On March 6th, a hundred people attended his virtual Town Hall to get this information, mostly people from his constituency, but people from as far away at the Kootenays and the Interior.of BC. After,he will send the video presentation to anyone who asks, and his office willingly helps constituents find their way around the rules for getting the Disability Tax Credit and related concerns.
The Disability Tax Credit, if one qualifies, can amount to $1000 or more a year, but it is of little consequence for the disabled person who is low-income and pays little tax. However, the tax credit can be transferred to a spouse or common-law partner as long as that person lives under the same roof. It can also be retroactive up to 10 years depending on when one becomes disabled. Peter Julian says that the NDP is pushing hard to make this tax credit “refundable”, which means that the recipient can get the money in hand. Since many disabled people are low-income, this change would be important. However, it hasn't happened yet.
To get the Disability Tax Credit, it has to be deemed that one has difficulty performing any of the usual daily activities; for example, one is unable to easily speak, feed, dress, walk, eliminate or has mental issues making it difficult to function. If the would-be applicant can do all these things but it takes at least 3X longer to perform any task than the norm - even with therapy, medical devices and medicines - then you can qualify. One has to get a T2201 form from the Canada Revenue Service or Peter Julian's constituency office and your doctor or relevant health professional has to sign off. If you application is rejected, the office staff will help you to appeal your case.
Another program is the Registered Disability Savings Plan (RDSP). To make use of this financial instrument, one has had to qualify for the above-mentioned tax credit. He said that many banks and credit unions do not know about this financial instrument so you need to find one that does. There are two programs under which you can save money using this program. There is the Canada Disability Savings Grant and the Canada Disabilities Savings Bond. The grant can be quite lucrative as the government will match funds put into the RDSP, from $100 to $300 per year, depending on the family income; that can add up to as much as $70,000 over time. The government will only pay into the RDSP until one becomes age 49. In the Saving Bond program, the Federal government will pay $100 to $300 a year up to $20,000 and again, the cut-off for contributions is age 49.

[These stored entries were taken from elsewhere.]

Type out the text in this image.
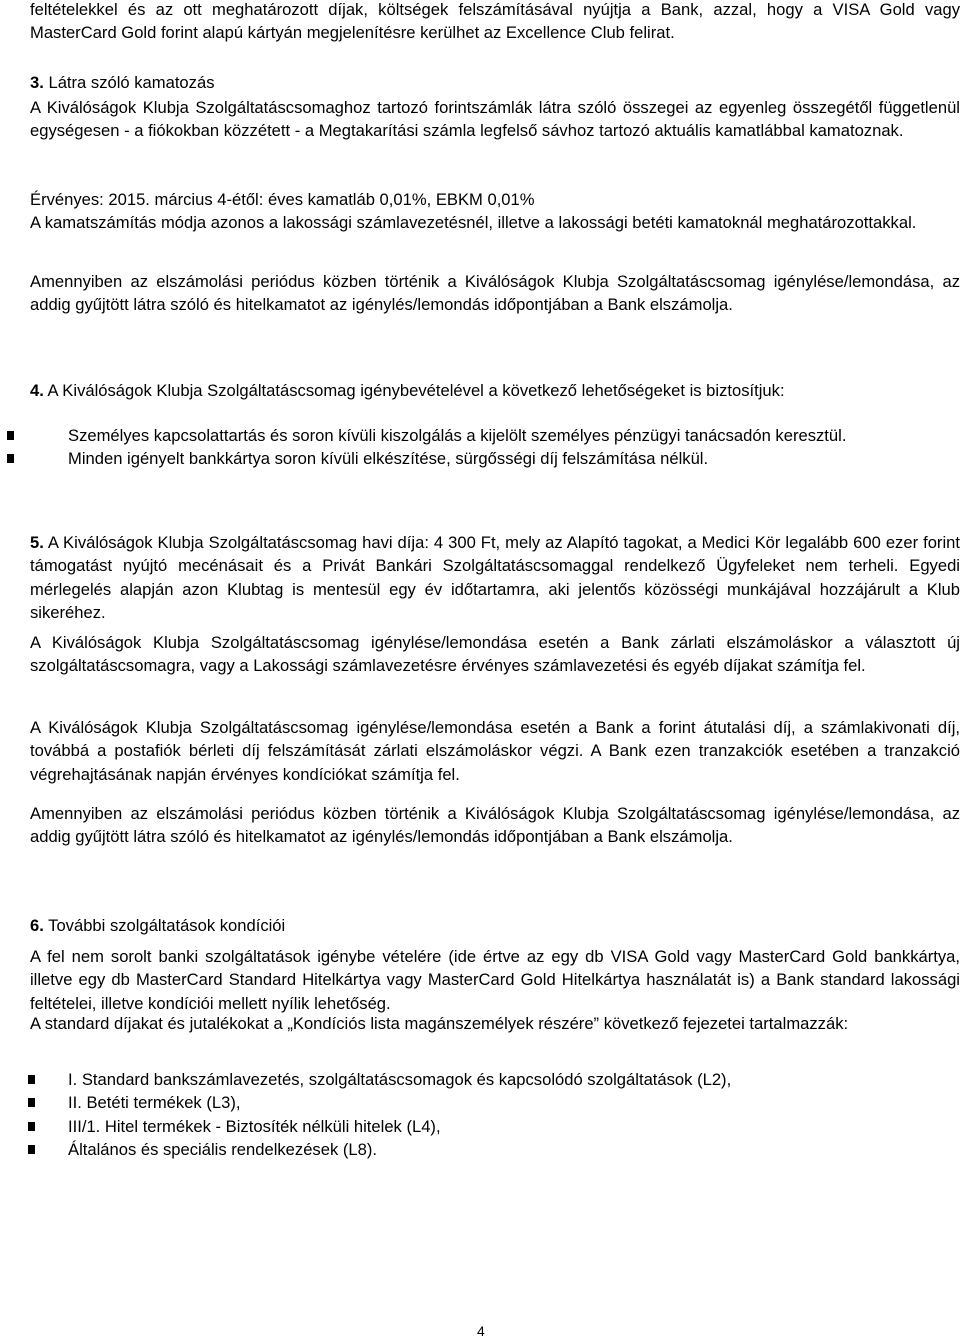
feltételekkel és az ott meghatározott díjak, költségek felszámításával nyújtja a Bank, azzal, hogy a VISA Gold vagy MasterCard Gold forint alapú kártyán megjelenítésre kerülhet az Excellence Club felirat.

3. Látra szóló kamatozás

A Kiválóságok Klubja Szolgáltatáscsomaghoz tartozó forintszámlák látra szóló összegei az egyenleg összegétől függetlenül egységesen - a fiókokban közzétett - a Megtakarítási számla legfelső sávhoz tartozó aktuális kamatlábbal kamatoznak.

Érvényes: 2015. március 4-étől: éves kamatláb 0,01%, EBKM 0,01%

A kamatszámítás módja azonos a lakossági számlavezetésnél, illetve a lakossági betéti kamatoknál meghatározottakkal.

Amennyiben az elszámolási periódus közben történik a Kiválóságok Klubja Szolgáltatáscsomag igénylése/lemondása, az addig gyűjtött látra szóló és hitelkamatot az igénylés/lemondás időpontjában a Bank elszámolja.

4. A Kiválóságok Klubja Szolgáltatáscsomag igénybevételével a következő lehetőségeket is biztosítjuk:

Személyes kapcsolattartás és soron kívüli kiszolgálás a kijelölt személyes pénzügyi tanácsadón keresztül.
Minden igényelt bankkártya soron kívüli elkészítése, sürgősségi díj felszámítása nélkül.

5. A Kiválóságok Klubja Szolgáltatáscsomag havi díja: 4 300 Ft, mely az Alapító tagokat, a Medici Kör legalább 600 ezer forint támogatást nyújtó mecénásait és a Privát Bankári Szolgáltatáscsomaggal rendelkező Ügyfeleket nem terheli. Egyedi mérlegelés alapján azon Klubtag is mentesül egy év időtartamra, aki jelentős közösségi munkájával hozzájárult a Klub sikeréhez.

A Kiválóságok Klubja Szolgáltatáscsomag igénylése/lemondása esetén a Bank zárlati elszámoláskor a választott új szolgáltatáscsomagra, vagy a Lakossági számlavezetésre érvényes számlavezetési és egyéb díjakat számítja fel.

A Kiválóságok Klubja Szolgáltatáscsomag igénylése/lemondása esetén a Bank a forint átutalási díj, a számlakivonati díj, továbbá a postafiók bérleti díj felszámítását zárlati elszámoláskor végzi. A Bank ezen tranzakciók esetében a tranzakció végrehajtásának napján érvényes kondíciókat számítja fel.

Amennyiben az elszámolási periódus közben történik a Kiválóságok Klubja Szolgáltatáscsomag igénylése/lemondása, az addig gyűjtött látra szóló és hitelkamatot az igénylés/lemondás időpontjában a Bank elszámolja.

6. További szolgáltatások kondíciói

A fel nem sorolt banki szolgáltatások igénybe vételére (ide értve az egy db VISA Gold vagy MasterCard Gold bankkártya, illetve egy db MasterCard Standard Hitelkártya vagy MasterCard Gold Hitelkártya használatát is) a Bank standard lakossági feltételei, illetve kondíciói mellett nyílik lehetőség.

A standard díjakat és jutalékokat a „Kondíciós lista magánszemélyek részére” következő fejezetei tartalmazzák:

I. Standard bankszámlavezetés, szolgáltatáscsomagok és kapcsolódó szolgáltatások (L2),
II. Betéti termékek (L3),
III/1. Hitel termékek - Biztosíték nélküli hitelek (L4),
Általános és speciális rendelkezések (L8).
4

Peter Julian also goes through the many medical expense deductions that one can claim on income tax including some that are not well known. For example, if one buys a van modified for your disability, the government will pay 20% of the cost. They will pay $2000 if you have to move to a place that is more accessible for your needs. There are many other deductions that one can take advantage of as he explains in detail at the Town Hall.